4 Proven Ways to Reduce Morning Sickness

If there’s one common thing that all pregnant women hate to experience, it’s morning sickness.

Morning sickness is usually associated with the intense feeling of nausea and sensitivity. Even though most pregnant women experience this in the morning, others continue to feel this throughout the day. The main reason for this feeling would be hormonal imbalance. A sudden rise in hormones like estrogen, progesterone, and human chorionic gonadotrophin (HCG) can lead to erratic digestive activity within the body.

Usually, this feeling occurs during the first three months of pregnancy and often tones down once you get to the second trimester. Some side effects of morning sickness like nausea and vomiting shouldn’t be a cause for worry since research shows that experiencing these two ensures a lower risk of pregnancy loss.

To help you get through your morning sickness, we’ve gathered the 4 best strategies you can try.
4 Strategies Pregnant Women Can Try to Reduce Morning Sickness

Make sure to rest well

It goes without saying that we all need proper sleep to be able to function properly and this health tenet is much more emphasized for pregnant women. Make sure to get at least eight hours of sleep each night so you wouldn’t lose much iron in your body. Napping during the day can also help alleviate your morning sickness as long as you don’t do it right after eating a heavy meal. Another thing to note is to avoid using sleeping pills unless prescribed by your doctor since it might have negative side effects on your pregnancy.

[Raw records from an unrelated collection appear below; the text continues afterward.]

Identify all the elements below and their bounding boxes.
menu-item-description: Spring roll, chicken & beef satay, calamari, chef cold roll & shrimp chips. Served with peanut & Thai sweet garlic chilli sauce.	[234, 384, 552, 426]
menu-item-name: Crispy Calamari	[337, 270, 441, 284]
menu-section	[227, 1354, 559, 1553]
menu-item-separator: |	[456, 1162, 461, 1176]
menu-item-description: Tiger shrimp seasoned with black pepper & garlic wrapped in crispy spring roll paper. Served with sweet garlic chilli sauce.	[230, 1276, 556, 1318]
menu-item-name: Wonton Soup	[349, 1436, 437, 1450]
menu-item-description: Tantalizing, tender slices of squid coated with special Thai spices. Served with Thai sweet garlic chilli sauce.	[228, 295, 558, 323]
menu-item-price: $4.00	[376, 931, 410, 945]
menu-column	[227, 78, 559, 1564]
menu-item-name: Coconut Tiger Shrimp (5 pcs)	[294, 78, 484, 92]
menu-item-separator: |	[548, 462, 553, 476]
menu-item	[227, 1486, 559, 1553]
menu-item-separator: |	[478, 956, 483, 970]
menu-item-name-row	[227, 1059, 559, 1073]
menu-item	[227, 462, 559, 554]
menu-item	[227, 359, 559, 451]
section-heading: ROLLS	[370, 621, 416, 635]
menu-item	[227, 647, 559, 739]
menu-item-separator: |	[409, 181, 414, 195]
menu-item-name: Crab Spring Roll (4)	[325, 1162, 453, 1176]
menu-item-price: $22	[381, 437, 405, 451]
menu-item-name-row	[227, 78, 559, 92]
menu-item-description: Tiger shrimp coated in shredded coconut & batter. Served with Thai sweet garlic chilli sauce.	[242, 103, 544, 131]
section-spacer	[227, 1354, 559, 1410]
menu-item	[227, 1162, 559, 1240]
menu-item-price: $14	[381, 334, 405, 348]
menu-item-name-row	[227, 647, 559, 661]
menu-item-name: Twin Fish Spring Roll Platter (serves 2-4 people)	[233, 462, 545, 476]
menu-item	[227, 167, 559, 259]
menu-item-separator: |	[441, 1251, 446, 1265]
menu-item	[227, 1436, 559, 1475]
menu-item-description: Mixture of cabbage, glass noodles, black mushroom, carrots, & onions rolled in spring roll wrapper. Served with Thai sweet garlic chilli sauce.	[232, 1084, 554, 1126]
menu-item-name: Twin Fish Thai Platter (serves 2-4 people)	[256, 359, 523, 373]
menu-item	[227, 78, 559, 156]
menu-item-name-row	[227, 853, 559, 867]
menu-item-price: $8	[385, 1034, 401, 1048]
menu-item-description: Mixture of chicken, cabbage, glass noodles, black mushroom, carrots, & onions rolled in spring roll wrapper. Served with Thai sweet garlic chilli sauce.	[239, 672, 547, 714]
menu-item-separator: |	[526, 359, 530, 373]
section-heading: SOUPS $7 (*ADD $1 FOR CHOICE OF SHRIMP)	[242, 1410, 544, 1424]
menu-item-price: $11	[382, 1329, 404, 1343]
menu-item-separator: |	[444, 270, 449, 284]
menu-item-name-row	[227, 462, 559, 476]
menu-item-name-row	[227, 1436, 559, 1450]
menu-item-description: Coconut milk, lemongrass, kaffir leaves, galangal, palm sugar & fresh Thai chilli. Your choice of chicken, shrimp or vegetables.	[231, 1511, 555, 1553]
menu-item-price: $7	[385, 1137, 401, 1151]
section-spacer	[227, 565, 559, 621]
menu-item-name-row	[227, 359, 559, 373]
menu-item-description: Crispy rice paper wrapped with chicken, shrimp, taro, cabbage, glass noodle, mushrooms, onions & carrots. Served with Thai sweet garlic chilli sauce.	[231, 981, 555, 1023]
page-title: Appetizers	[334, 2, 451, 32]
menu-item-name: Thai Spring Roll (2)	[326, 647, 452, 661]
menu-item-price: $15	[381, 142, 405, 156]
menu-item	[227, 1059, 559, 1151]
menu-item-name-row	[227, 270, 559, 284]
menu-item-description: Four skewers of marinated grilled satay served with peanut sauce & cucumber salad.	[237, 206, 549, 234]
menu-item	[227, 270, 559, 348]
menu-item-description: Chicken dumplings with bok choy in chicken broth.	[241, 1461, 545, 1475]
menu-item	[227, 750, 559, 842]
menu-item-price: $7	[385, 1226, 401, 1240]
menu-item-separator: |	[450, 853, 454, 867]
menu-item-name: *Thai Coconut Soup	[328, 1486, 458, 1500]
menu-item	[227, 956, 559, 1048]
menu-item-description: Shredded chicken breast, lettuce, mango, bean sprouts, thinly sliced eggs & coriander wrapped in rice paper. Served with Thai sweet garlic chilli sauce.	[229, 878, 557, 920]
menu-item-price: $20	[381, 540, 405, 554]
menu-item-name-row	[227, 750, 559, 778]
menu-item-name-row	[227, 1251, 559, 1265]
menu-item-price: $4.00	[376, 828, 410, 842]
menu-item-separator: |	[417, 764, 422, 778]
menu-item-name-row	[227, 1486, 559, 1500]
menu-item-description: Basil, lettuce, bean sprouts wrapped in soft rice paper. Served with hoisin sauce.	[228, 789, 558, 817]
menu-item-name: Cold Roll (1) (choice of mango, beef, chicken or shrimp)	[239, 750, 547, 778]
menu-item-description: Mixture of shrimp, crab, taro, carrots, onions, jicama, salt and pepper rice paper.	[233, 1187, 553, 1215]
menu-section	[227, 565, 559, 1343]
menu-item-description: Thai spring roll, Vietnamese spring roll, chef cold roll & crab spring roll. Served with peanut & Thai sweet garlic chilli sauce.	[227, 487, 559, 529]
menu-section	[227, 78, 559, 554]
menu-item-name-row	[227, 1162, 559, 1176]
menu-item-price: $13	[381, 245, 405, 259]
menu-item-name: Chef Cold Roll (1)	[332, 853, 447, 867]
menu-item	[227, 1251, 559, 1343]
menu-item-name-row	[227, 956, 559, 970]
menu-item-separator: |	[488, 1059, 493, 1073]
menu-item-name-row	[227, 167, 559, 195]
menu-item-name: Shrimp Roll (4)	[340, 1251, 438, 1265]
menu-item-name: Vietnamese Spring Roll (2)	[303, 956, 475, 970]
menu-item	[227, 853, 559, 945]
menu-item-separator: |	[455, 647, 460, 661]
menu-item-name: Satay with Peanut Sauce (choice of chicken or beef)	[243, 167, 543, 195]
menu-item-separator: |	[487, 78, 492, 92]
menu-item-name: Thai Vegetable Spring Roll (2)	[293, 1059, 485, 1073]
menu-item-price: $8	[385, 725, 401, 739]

4 Strategies Pregnant Women Can Try to Reduce Morning Sickness

Start the day slowly

Before pregnancy, you might have been accustomed to always being on the go. You always try to squeeze in a lot of tasks early in the morning to make room for other activities in the afternoon. As appealing as checking off tasks on your list sounds, you really have to prioritize your health instead of your work or else you’ll end up feeling worse.

If you used to jog every morning, maybe you should just try to do some stretching and breathing exercises at least ten minutes after you wake up. Instead of hurrying down the kitchen to cook, you might just want to eat some biscuits first to break your fasting. The most important thing to remember is to take it slowly from the moment you open your eyes in the morning since fast motions can agitate your body.

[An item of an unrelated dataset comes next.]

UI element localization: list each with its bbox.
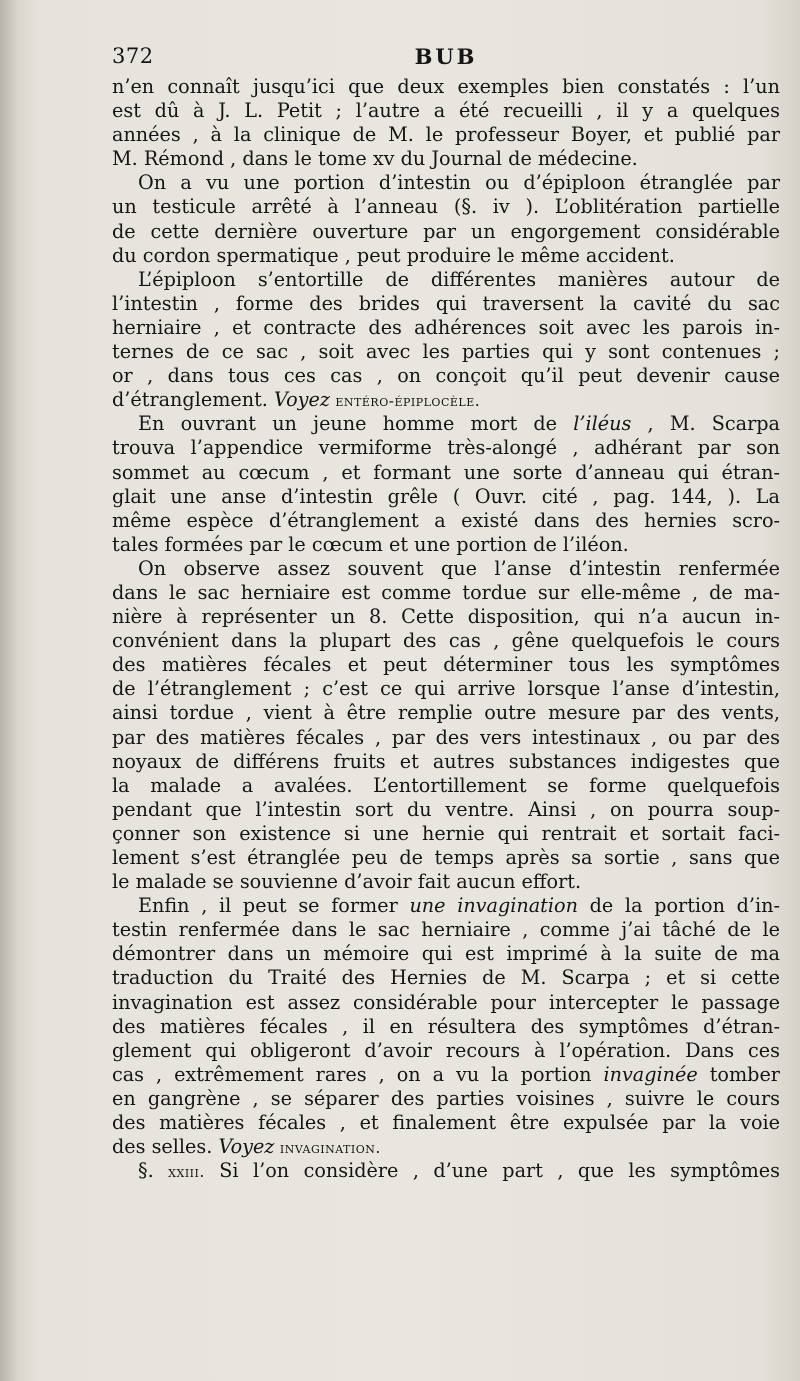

4 Strategies Pregnant Women Can Try to Reduce Morning Sickness

Avoid spicy and fatty foods

Spicy and fatty foods might be your favorites but it’s best to avoid them altogether for now since they are natural triggers for releasing stomach acid. For pregnant women, it’s best to be wary of the food you’re eating.  You can try eating cold apples, pears and bananas early in the morning to help you feel full. Carbohydrates such as baked potatoes, rice and plain toast are also good contenders for bland food that reduces morning sickness.

4 Strategies Pregnant Women Can Try to Reduce Morning Sickness

Lessen screen time

Now that everything is done virtually, it can be hard to go on a day without using technology that has a screen. Nevertheless, prolonged exposure to these can actually increase morning sickness for pregnant women. Studies show that the blue light within screens cause headaches and migraines due to the inherent flicker rate.

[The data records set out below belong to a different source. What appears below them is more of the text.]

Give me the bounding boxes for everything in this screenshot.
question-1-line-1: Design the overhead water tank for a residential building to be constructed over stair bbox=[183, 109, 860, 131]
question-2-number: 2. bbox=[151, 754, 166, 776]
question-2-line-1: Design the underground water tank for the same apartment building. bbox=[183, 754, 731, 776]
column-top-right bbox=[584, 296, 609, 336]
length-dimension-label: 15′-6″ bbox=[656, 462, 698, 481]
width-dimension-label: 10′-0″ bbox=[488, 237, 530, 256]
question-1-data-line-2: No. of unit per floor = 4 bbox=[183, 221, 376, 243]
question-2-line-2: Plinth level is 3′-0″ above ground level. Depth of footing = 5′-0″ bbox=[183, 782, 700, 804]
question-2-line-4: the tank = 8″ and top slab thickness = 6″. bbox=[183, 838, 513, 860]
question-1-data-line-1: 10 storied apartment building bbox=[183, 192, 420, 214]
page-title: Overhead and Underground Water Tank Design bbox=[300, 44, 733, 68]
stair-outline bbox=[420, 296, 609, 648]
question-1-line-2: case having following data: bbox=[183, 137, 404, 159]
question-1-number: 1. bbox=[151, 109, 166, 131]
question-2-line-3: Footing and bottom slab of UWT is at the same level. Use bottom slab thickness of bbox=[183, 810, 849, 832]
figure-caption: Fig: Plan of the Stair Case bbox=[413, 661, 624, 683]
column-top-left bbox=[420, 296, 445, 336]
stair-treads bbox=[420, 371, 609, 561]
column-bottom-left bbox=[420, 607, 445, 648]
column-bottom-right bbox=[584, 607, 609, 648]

Even though the flickering is unnoticeable to the naked eye, it can cause severe eyestrain. If you really can’t avoid using these, you can try to make the background more soothing to the eyes or better yet, just use glasses with blue light filtering technology.

Morning sickness is just one of the many side effects of being pregnant. Even though this is such an inconvenience, all will be worth it once you see your healthy baby by your side in a few months. Until then, slow and steady is the best way to go.